The night of the Gluten-Free Chopsticks
“I wouldn’t object” I said to my boss when she had the wonderful idea of taking me and my workmate out for dinner. You don’t get that opportunity everyday so I felt fantastically seduced by the idea of trying something new on a beautiful Havana evening.
“The Asian restaurant of the Melia Habana hotel” she recommended while reciting a whole set of compliments based on its food and Japanese chef’s mastery on the art of turning Cuban supplies into proper Asian dishes.
For a newcomer “Bella Cubana” restaurant might seem a little odd in spite of its Eastern aspect. Cute lanterns, low tables, white and yellow curtains and pictures of old characters trapped in golden frames work as a minimalist decoration of the 77 chair restaurant.
No smiling almond-shaped eyes girl will be found as part of the service crew who is 100% mestiza and genuinely Cuban.
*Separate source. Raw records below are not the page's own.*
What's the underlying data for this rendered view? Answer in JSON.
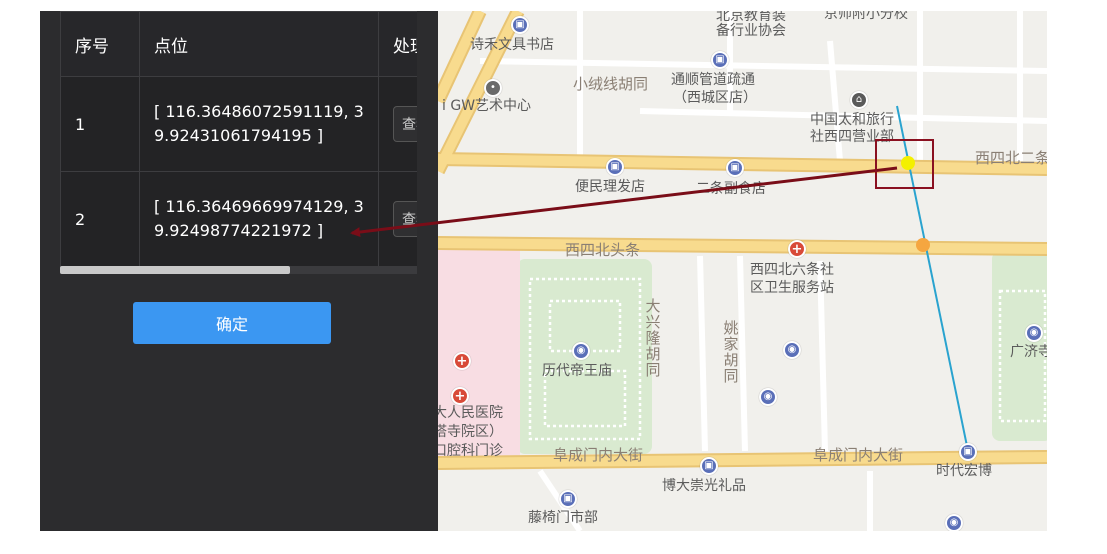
{
  "table": {
    "headers": [
      "序号",
      "点位",
      "处理"
    ],
    "rows": [
      {
        "index": "1",
        "coordinate": "[ 116.36486072591119, 39.92431061794195 ]",
        "action": "查看"
      },
      {
        "index": "2",
        "coordinate": "[ 116.36469669974129, 39.92498774221972 ]",
        "action": "查看"
      }
    ]
  },
  "confirm_label": "确定",
  "map": {
    "labels": {
      "bookstore": "诗禾文具书店",
      "edu_top1": "北京教育装",
      "edu_top2": "备行业协会",
      "school_top": "京师附小分校",
      "xiaorongxian": "小绒线胡同",
      "pipe1": "通顺管道疏通",
      "pipe2": "（西城区店）",
      "art": "i GW艺术中心",
      "travel1": "中国太和旅行",
      "travel2": "社西四营业部",
      "xisibei2": "西四北二条",
      "barber": "便民理发店",
      "grocery": "二条副食店",
      "xisibeitoutiao": "西四北头条",
      "health1": "西四北六条社",
      "health2": "区卫生服务站",
      "daxinglong": "大兴隆胡同",
      "yaojia": "姚家胡同",
      "lidai": "历代帝王庙",
      "guangji": "广济寺",
      "hospital1": "大人民医院",
      "hospital2": "塔寺院区）",
      "hospital3": "口腔科门诊",
      "fuchengmen_w": "阜成门内大街",
      "fuchengmen_e": "阜成门内大街",
      "bodachong": "博大崇光礼品",
      "shidai": "时代宏博",
      "tengyi": "藤椅门市部"
    }
  },
  "colors": {
    "panel_bg": "#2c2c2e",
    "confirm_bg": "#3b97f2",
    "arrow": "#7a0d18",
    "highlight_box": "#8a1020",
    "marker_yellow": "#f4f000",
    "marker_orange": "#f5a640",
    "track_line": "#2aa3cf",
    "road_major": "#f6d88a"
  },
  "icons": [
    "shopping-bag-icon",
    "cart-icon",
    "hospital-cross-icon",
    "camera-icon",
    "bank-icon",
    "restaurant-icon"
  ]
}
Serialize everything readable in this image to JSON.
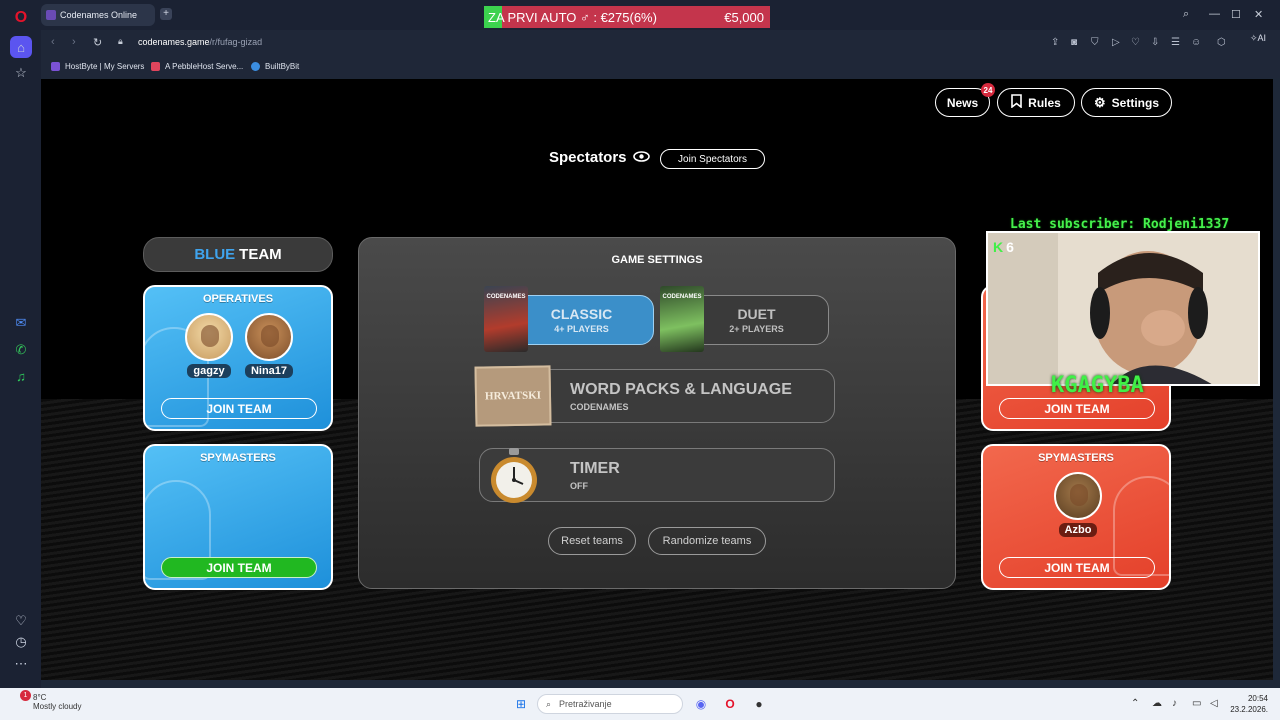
{
  "browser": {
    "tab_title": "Codenames Online",
    "promo": {
      "text": "ZA PRVI AUTO  ♂ : €275(6%)",
      "price": "€5,000"
    },
    "url_host": "codenames.game",
    "url_path": "/r/fufag-gizad",
    "ai_label": "Aria AI",
    "bookmarks": [
      "HostByte | My Servers",
      "A PebbleHost Serve...",
      "BuiltByBit"
    ]
  },
  "nav": {
    "news": "News",
    "news_badge": "24",
    "rules": "Rules",
    "settings": "Settings"
  },
  "spectators": {
    "label": "Spectators",
    "join": "Join Spectators"
  },
  "blue_team": {
    "title_color": "BLUE",
    "title_rest": "TEAM",
    "operatives_title": "OPERATIVES",
    "operatives": [
      "gagzy",
      "Nina17"
    ],
    "join_operatives": "JOIN TEAM",
    "spymasters_title": "SPYMASTERS",
    "join_spymasters": "JOIN TEAM"
  },
  "red_team": {
    "join_operatives": "JOIN TEAM",
    "spymasters_title": "SPYMASTERS",
    "spymasters": [
      "Azbo"
    ],
    "join_spymasters": "JOIN TEAM"
  },
  "game_settings": {
    "title": "GAME SETTINGS",
    "modes": [
      {
        "name": "CLASSIC",
        "sub": "4+ PLAYERS",
        "selected": true
      },
      {
        "name": "DUET",
        "sub": "2+ PLAYERS",
        "selected": false
      }
    ],
    "word_packs": {
      "name": "WORD PACKS & LANGUAGE",
      "sub": "CODENAMES",
      "card_label": "HRVATSKI"
    },
    "timer": {
      "name": "TIMER",
      "sub": "OFF"
    },
    "reset": "Reset teams",
    "randomize": "Randomize teams",
    "box_labels": {
      "classic": "CODENAMES",
      "duet": "CODENAMES"
    }
  },
  "stream_overlay": {
    "last_subscriber": "Last subscriber: Rodjeni1337",
    "k_count": "6",
    "tag": "KGAGYBA"
  },
  "taskbar": {
    "temp": "8°C",
    "weather": "Mostly cloudy",
    "weather_badge": "1",
    "search": "Pretraživanje",
    "time": "20:54",
    "date": "23.2.2026."
  },
  "colors": {
    "blue": "#3fa4ee",
    "red": "#e4402a",
    "green": "#21b821",
    "accent": "#5b55f0"
  }
}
However this doesn’t tarnish the place’s authenticity determined by the presence of the skilful Minemoto Yoshida, Japan national to the bones and Melia Hotels International Cuba’s chef for a long time.
“They have menu for celiacs” said my boss pointing out the superiority of the gastronomic space in comparison with their competitors.
“Strange”, I thought. Finding glutten-free food in Havana is as frequent as to discover a large number of celiacs on a society where the comsuption of sugar, carbs, lactose and grains is the norm.
“Let’s order some wine”, urged Monique, my lovely office mate, appealing to her fine spirit’s expertise.
“Sauvignon Blanc it is” we utterly agreed. We were at the wine mecca of the Cuban capital after all. Few cellars on the city match the variety of Melia Habana’s. No wonder one Thursday every month wine enthusiasts and experts gather there in a cultural and gastronomic space called the Wine Club.
We went straight to the main course; I got the plain tuna rolls while my Spanish boss preferred the impeccable and delicious combination of fresh fish with Serrano ham. Monique got the Carpaccio which we obviously couldn’t resist tasting out. In fact, we ended up sharing our plates’ content like schoolgirls at lunch time.
The chef came out of the kitchen right after I started mixing soy sauce and wasabi, methodically and loyal to the spicy food’s addition of mine. He approached and explained the dishes in a very good Cuban Spanish, streaked at times by a Japanese intonation.
We asked him about the Club Gourmet, a system of up to 15% discounts for frequent visitors at Melia Hotels International’s urban restaurants in Cuba. “You only need to register and get your card” he said. Restaurants at Melia Habana, Tryp Habana Libre, Melia Cohiba, Melia Santiago de Cuba and Plaza las Morlas are part of the arrangement. He handed us a flier with info which “you can complement in our website www.meliacuba.es”. Nice Melia Cuba coaching, I thought. “Sales profile chefs are hard to find these days so it seems the MHI guys have it covered”.
Dessert came just about time. We ordered a cute trio of moderate sugar preparations that included flan caramel, cold chocolate and panna cota.
Food was beautiful and although girls at the service were far from perfection, the overall experience deserved 5 stars.
We left the eating premise and walked straight to reception. “Hello Miss, three gourmet cards for us please”!